McMurdo EPIRBS fail US ESF test
01 May 2004
McMurdo responded with a statement from managing director Gary Mullins saying the company didn't understand the findings as reported by Doug Ritter, president of ESF.
Compounding the problem, the review was sponsored by the BoatUS Foundation and the giant US chandlery chain, West Marine. West Marine is offering refunds to customers who bought the McMurdo products.
The ESF tests were run on six 406MHz beacons and while all six obtained a minimal acceptable level of distress alerting by producing a Doppler location, the tests run on the GPS based location through GEO satellites showed McMurdo's Precision 406 MHz GPS EPIRB and its Fastfind Plus 406 MHz Personal Location Beacon both apparently failed to produce a position.
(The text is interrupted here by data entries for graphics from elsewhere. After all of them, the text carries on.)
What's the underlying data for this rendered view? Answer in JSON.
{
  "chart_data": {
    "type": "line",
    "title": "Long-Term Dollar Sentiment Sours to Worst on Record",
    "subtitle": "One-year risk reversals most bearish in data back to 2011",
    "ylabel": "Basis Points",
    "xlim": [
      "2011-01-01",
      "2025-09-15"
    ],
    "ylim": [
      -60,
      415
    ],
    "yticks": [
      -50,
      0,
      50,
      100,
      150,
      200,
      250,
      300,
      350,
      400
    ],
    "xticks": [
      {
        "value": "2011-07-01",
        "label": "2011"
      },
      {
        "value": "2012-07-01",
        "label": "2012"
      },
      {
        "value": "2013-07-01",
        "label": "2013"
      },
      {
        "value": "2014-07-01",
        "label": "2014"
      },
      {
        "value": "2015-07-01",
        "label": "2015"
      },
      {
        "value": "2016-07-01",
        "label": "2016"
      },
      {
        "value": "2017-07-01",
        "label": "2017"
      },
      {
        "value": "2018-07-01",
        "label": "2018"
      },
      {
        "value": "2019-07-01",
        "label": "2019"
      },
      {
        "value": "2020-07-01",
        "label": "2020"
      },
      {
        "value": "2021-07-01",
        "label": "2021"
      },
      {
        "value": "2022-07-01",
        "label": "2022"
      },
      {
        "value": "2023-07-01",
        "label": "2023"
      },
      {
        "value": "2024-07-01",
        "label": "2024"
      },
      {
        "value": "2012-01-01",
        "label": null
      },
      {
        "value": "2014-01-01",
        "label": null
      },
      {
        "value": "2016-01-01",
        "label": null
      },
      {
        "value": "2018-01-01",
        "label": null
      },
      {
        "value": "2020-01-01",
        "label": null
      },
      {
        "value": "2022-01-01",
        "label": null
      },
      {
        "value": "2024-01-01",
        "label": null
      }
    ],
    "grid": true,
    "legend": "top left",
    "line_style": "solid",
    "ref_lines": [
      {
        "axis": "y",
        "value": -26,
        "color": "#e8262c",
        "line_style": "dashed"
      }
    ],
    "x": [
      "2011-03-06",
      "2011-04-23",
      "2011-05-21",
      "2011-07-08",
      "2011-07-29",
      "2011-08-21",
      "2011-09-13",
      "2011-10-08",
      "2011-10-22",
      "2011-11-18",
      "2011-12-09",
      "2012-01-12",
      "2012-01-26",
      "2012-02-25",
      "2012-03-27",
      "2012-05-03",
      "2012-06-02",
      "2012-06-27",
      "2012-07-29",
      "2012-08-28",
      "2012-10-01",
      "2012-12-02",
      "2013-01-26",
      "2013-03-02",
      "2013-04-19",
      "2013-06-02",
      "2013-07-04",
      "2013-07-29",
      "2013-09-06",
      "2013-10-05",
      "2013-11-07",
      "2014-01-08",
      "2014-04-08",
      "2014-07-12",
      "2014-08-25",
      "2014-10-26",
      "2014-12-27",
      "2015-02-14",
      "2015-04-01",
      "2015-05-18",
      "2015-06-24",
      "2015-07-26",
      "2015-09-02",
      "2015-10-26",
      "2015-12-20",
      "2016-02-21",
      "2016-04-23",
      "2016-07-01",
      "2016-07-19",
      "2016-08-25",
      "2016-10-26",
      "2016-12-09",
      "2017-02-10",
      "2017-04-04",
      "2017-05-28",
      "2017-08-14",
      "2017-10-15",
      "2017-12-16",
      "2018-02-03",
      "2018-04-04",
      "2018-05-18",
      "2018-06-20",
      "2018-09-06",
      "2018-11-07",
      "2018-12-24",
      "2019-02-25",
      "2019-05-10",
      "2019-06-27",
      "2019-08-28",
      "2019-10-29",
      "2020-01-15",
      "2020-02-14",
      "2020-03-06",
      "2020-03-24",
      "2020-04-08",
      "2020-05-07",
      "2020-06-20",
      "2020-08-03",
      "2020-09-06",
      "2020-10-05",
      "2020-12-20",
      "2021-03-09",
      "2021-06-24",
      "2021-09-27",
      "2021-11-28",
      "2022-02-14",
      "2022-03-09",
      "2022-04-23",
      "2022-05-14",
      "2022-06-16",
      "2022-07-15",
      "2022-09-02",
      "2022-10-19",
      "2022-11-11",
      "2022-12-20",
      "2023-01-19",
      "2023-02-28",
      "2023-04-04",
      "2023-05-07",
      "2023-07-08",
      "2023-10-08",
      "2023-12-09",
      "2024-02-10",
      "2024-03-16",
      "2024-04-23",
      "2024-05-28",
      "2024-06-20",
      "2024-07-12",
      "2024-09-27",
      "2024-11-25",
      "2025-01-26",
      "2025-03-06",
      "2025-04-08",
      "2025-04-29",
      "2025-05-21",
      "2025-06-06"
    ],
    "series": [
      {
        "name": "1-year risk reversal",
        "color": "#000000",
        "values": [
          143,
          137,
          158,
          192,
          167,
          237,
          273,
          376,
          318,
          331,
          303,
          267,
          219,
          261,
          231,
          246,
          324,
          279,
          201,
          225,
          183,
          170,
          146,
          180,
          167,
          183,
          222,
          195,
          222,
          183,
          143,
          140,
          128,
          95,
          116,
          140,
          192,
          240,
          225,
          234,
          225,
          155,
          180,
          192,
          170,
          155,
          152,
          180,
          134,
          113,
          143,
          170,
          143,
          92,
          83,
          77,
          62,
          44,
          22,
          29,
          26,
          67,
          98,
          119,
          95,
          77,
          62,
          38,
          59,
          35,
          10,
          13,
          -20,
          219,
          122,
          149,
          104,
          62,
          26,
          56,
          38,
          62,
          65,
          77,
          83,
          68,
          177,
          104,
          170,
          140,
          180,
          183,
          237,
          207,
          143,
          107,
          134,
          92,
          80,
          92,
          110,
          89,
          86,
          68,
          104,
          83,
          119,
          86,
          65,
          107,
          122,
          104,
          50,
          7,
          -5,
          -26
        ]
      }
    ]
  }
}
According to Ritter: "The tests revealed that purchasers of these GPS-equipped 406 MHz beacons are apparently not getting what they paid for and are operating under false expectations. This lack of GPS data could result in tragedy that might have otherwise been prevented."
Mullins said as a result of Ritter's report, McMurdo is to commission its own independently witnessed tests to establish how its products perform under the same test conditions.
"If these new tests, which will be completed within the next 30 days, show the products perform as expected, and contradict Doug's report findings, the results will be published, " said Mullins. "If the product fails to meet our high performance standards, we will immediately take whatever action is required."
Chris Hoffman, technical director of McMurdo added: "Our products meet all American approval requirements and fully comply with the FCC and RTCM standards.
Doug's results appear to show our products did not acquire and transmit a GPS location. We are mystified by his results because our EPIRBs and PLBs were tested pre-trial and obtained GPS lock within two to three minutes."
Hoffman went on to say that when independently tested elsewhere in the United States, Europe and Australia, the same products achieved GPS acquisition superior to that reported in his recent trials.
Anxious to reassure customers, Hoffman insisted they could be confident that, whatever their GPS fix status, these McMurdo products will still transmit a distress alert, within three minutes, to the GEO-Stationary satellites for onward transmission to the rescue authorities.
"In the event that this alert does not contain GPS location, " he said, "the position will subsequently be determined by the LEO satellite network."